Untuk mata pelajaran Parasitologi saja, Ibu saya harus mengajar kelas 10, 11 dan 12 dan untuk video materi yang diberikan, para guru diwajibkan untuk membuat rekamannya di sekolah. Jadi tidak semudah itu juga bagi para pengajar untuk menyelenggarakan pengajaran online.

Kenapa sudah setua itu masih mau ngajar? Itu merupakan dedikasi seorang pengajar untuk terus memberikan/membagikan ilmu pengetahuan yang dimiliki secara terus menerus agar dapat bermanfaat bagi anak bangsa.

Mudah-mudah bisa membuka mata para orang tua yang saat ini sedang mengeluh. Bahwa, yang lelah bukan hanya orang tua saja tetapi juga para guru. Karena selain mengajar pun, guru juga harus mengurus keluarganya, sama seperti kita. 

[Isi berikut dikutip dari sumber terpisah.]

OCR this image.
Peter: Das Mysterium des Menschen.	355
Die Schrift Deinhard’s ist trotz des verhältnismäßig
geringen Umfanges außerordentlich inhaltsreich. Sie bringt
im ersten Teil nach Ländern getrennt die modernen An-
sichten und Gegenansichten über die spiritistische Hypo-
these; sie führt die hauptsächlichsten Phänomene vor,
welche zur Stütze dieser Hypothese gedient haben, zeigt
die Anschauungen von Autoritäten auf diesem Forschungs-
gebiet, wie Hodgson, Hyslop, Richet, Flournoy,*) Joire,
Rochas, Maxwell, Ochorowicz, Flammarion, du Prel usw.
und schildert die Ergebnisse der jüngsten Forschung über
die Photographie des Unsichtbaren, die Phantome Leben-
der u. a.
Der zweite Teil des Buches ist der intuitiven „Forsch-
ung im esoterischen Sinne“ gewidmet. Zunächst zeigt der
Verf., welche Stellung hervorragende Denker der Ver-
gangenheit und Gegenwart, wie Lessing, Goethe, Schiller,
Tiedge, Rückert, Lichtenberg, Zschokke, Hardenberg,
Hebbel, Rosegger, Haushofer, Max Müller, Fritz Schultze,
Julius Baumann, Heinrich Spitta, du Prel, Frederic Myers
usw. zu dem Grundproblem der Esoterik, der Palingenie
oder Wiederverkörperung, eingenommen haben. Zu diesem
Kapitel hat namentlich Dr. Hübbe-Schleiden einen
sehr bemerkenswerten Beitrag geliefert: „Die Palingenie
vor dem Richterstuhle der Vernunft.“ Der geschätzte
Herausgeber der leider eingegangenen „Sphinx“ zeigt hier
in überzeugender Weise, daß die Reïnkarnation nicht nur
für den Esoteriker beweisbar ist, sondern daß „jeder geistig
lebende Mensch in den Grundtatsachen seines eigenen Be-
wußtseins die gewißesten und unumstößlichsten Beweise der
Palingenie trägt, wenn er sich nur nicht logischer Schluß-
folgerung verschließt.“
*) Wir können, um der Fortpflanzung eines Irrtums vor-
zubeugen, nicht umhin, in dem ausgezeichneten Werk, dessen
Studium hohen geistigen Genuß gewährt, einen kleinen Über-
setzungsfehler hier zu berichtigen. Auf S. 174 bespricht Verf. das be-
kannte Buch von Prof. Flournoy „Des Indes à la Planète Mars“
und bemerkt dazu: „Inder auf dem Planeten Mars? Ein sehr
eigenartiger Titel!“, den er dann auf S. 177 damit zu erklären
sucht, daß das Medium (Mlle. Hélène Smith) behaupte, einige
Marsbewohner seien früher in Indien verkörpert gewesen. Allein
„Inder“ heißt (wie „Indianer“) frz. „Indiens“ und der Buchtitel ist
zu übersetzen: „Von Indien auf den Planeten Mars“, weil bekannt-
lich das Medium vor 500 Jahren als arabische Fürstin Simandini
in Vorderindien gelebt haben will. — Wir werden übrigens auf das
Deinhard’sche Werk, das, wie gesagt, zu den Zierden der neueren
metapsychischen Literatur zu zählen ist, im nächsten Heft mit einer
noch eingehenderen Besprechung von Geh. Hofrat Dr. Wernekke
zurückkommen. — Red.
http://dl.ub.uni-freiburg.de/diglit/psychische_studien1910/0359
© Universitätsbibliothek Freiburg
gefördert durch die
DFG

Madrasah utama anak, ya di rumah, di bawah didikan orang tuanya. Tanggung jawab kita sebagai orang tua menjaga kesehatan dan memberikan pendidikan semaksimal mungkin untuk buah hati kita. Guru di sekolah merupakan pendukung sarana pendidikan untuk anak-anak kita. Jadi, cobalah  jangan selalu menunjuk ke luar tetapi lebih banyak ke dalam dan lakukan yang terbaik untuk anak-anak dan keluarga kita.

Bersabar, berusaha, teriring doa semoga pandemi Covid ini cepat berlalu dan semua orang bisa menjalani kegiatan seperti sediakala. 

Love,
Haning Arum S.
-Yang saat ini sedang menikmati masa mendidik anak di rumah-

Share:

1 comments

  1. Saya juga kurang setuju kalo ada yang bilang "Saat pandemi, guru nggak ada kerjaan." Ada rekan saya guru yang mengeluhkan, mending offline saja. Mengajar bisa fokus, materi tersampaikan, saat murid tidak paham bisa langsung bertanya. Tidak mudah bagi guru atau pendidik mengajar via online. Pengorbanan yang dilakukan sangat besar.